When an Islamic political party swept to power in Malaysia's rural Kelantan state in 1990, its leaders created a model of strict fundamentalist rule that seemed out of sync in the progressive, Muslim-majority nation.
The state's largely conservative populace embraced the Pan-Malaysian Islamic Party (PAS) as a harbinger of morality and pious governance. But 17 years later, the party's grip on power has become tenuous amid glacial economic development and heavy reliance on religion for votes.
This has offered the best chance yet for Prime Minister Abdullah Ahmad Badawi's National Front secular coalition to wrest control of the only Malaysian state ruled by the opposition. Elections are widely expected before early 2008.
"Kelantan is the last bastion of our Islamic administration," said party official Osman Mustapha, one of many delegates who voiced anxiety about the party's future during its annual congress earlier this month. "If our enemies seize this state, there will be nothing left, no hope for us. All our members will be heartbroken."
An election loss for the Islamic party would also be a blow to other conservative Islamic movements in Asia, which see the party as a bulwark against Western influence over Islamic societies.
The party's ebbing popularity is evidence that the Kelantanese may have had enough of religious rhetoric, some political observers say.
"Even now, PAS realizes it cannot keep harping on religion, because that strategy is outdated," said Mohamad Agus Yusoff, a political science professor at the National University of Malaysia. "People in Malaysia want to talk about economic progress. Malaysians would not want to see the country become like Lebanon or Iraq for the sake of religion."
Dissatisfaction over Kelantan's lack of prosperity under the Islamic party surfaced in the last elections in 2004, when it barely clung to power. The party has 23 of 45 seats in Kelantan's legislature, a one-seat majority over the National Front.
"Things would pick up if PAS loses power," said a vegetable seller who asked to be identified only by her first name, Kamariah. "Right now, Kelantan is not receiving much help from the [federal] government to improve facilities and bring more employment, simply because we're an opposition-controlled state."
Kelantan's future will also be keenly watched for possible ripple effects on a decades-old Islamic insurgency in neighboring southern Thailand.
Many Thai Muslims have relatives in Kelantan and some even hold dual citizenship. Because of such links, Kelantanese have long been sympathetic to the Thai struggle.
The PAS government, though, has been careful not to allow the state to become a training ground for Thai insurgents.

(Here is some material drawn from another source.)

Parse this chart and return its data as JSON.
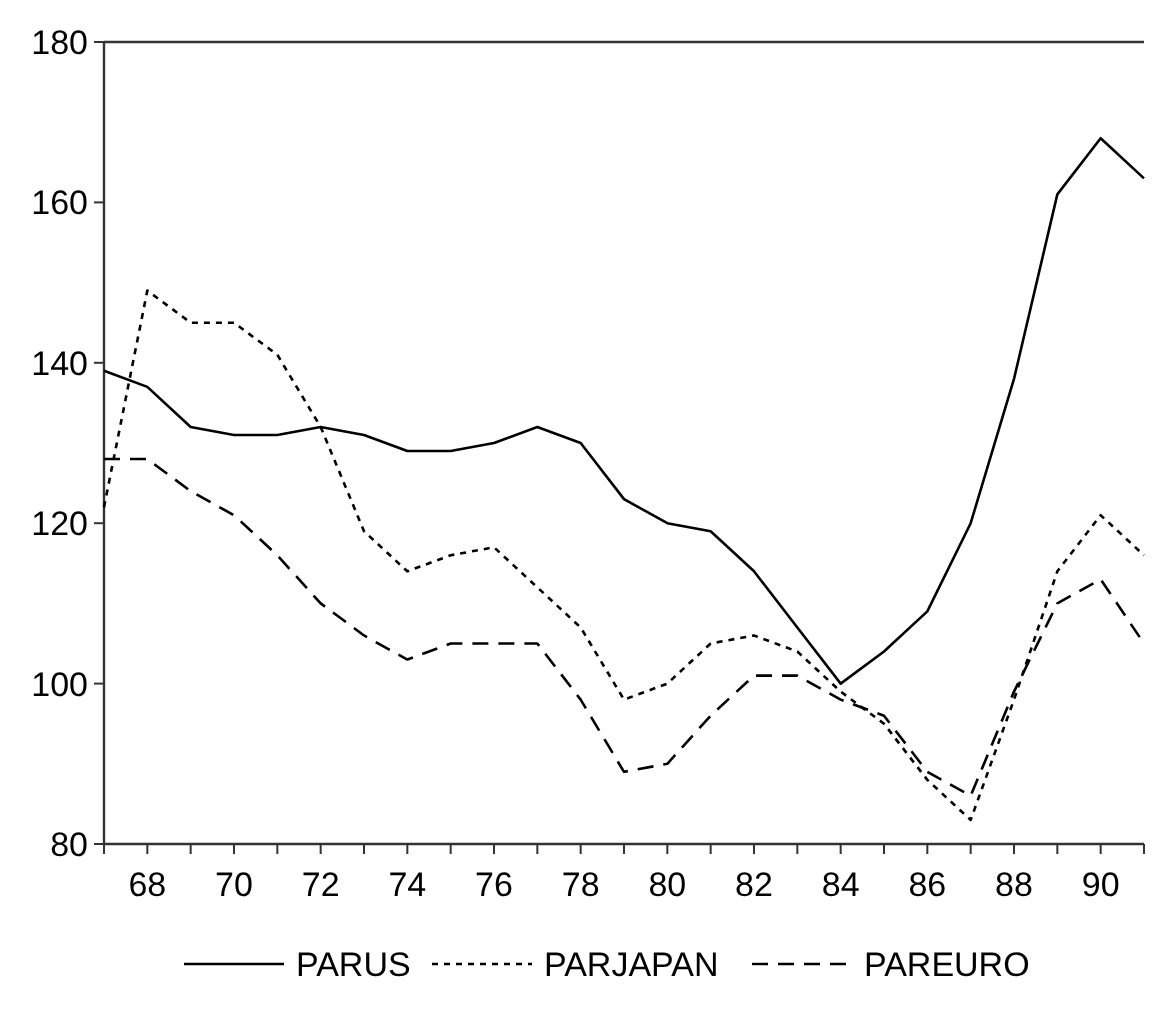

Despite being politically coveted, Kelantan remains a backwater dotted by small, aging mosques and wooden village houses.
Many residents toil on rubber, rice and palm oil plantations. The few dozen textile, wood and electronics factories bear scant testament to Malaysia's reputation as one of Southeast Asia's most industrialized economies.
Kelantan's average annual economic growth of 3.3 percent between 2000 and 2005 was the most lethargic nationwide.
Its poverty rate of 10.6 percent in 2004 was nearly double the national figure, according to the most recent government statistics. Average household monthly income of 1,829 ringgit (US$538) was the lowest among Malaysia's 13 states.
When PAS took over in 1990, it limited liquor sales, prohibited lotteries and betting outlets, banned nightclubs and rock concerts, fined Muslim women for not wearing headscarves in workplaces and enforced public segregation of the sexes through measures such as separate checkout lines for men and women in supermarkets.
Such rules made Kelantan a cultural anomaly in Malaysia, where nearly 60 percent of the country's 26 million people are ethnic Malay Muslims. In Kelantan, about 90 percent of the 1.5 million people are Malay Muslims.
With its stated aim of implementing Islamic governance, PAS has virtually no hope of gaining national power because it frightens non-Muslims and the largely moderate Muslims in other states.
PAS also tried to introduce an Islamic legal code that prescribed amputation of limbs for thieves, death by stoning for adulterers and whipping for Muslims who consume alcohol, but the laws were blocked by the federal Constitution, which guarantees secular laws.
Still, PAS has not lost all support.
"Many of us in Kelantan are poor, but we're proud that we have not strayed from religious values," taxi driver Ramli Ibrahim said. "As long as PAS rules, we can be sure the focus is Islam, instead of material wealth that causes corruption elsewhere."